La dernière trouvaille du pouvoir raciste et éliminationniste a une réalité évidente pour peu qu’on veuille la regarder: son objectif éprouvé de compartimenter et hiérarchiser suivant un ordonnancement implacable et immuable les composantes du pays. Comment expliquer autrement le socle du texte faisant obligation aux élèves négro-africains d’apprendre la langue arabe tout en proposant mollement aux élèves maures choix à la carte et tri selon leur bon vouloir? Comment nommer un tel montage autrement que système à deux vitesses? Comme les navires, il nous est proposé une langue amirale suivie d’une flottille de langues d’escorte. La première, déjà seule officielle, sera à ce titre plus que jamais celle de l’espace public, de l’Etat et de la vie publique. Les autres feront au mieux tapisserie. Plus que jamais, éducatif ressemblera au pays, avec ses citoyens à part entière et ses indigènes de fait. Tel est le face à face inégal qui nous est « proposé » au nom de la reconnaissance de toutes nos langues nationales.
Autant dire qu’il y en aura une plus nationale que les autres. Quant à l’école, censée être au centre du dispositif, elle ressemblera à un archipel ethnique digne de l’Apartheid. Chaque élève sera rattaché à son ethnie supposée au mépris de tout métissage, étranger à cette vision. Rien, ni personne ne doit perturber ce projet.

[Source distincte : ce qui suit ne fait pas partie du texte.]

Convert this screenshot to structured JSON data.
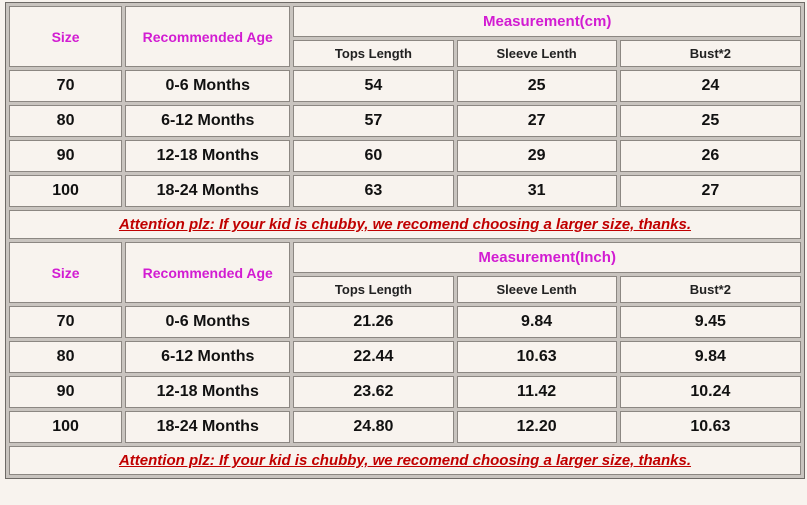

Pourtant au Maroc voisin, les députés ont voté à l’unanimité le 10 juin 2019 une loi officialisant et généralisant l’usage de la langue amazighe (berbère) dans les administrations et à l’école, autorisant la délivrance de cartes d’identité, de passeports ou d’actes de mariage en langue amazighe. Un Conseil national des langues et de la culture marocaine a été mis en place. Ce Conseil vise « la facilitation de l’apprentissage des langues étrangères les plus parlées au monde dont le français ». Eh oui, on y vient. La langue française fait partie de notre patrimoine, notre « butin de guerre », l’anglais ou le mandarin des exemples de langues d’ouverture et d’opportunités.
Pour revenir au Maroc, une chaîne de télévision, Tamazight TV, est consacrée à la culture berbère. En savoir plus sur la mise en place de ce Conseil.
Les exemples qui devraient inspirer pour construire sereinement ne manquent pas. On devrait tous, toutes tendances et ethnies confondues, exiger la libération de militants arrêtés ce jour, condamner l’usage de la violence et faire annuler ce projet discriminant et discriminatoire à grande échelle.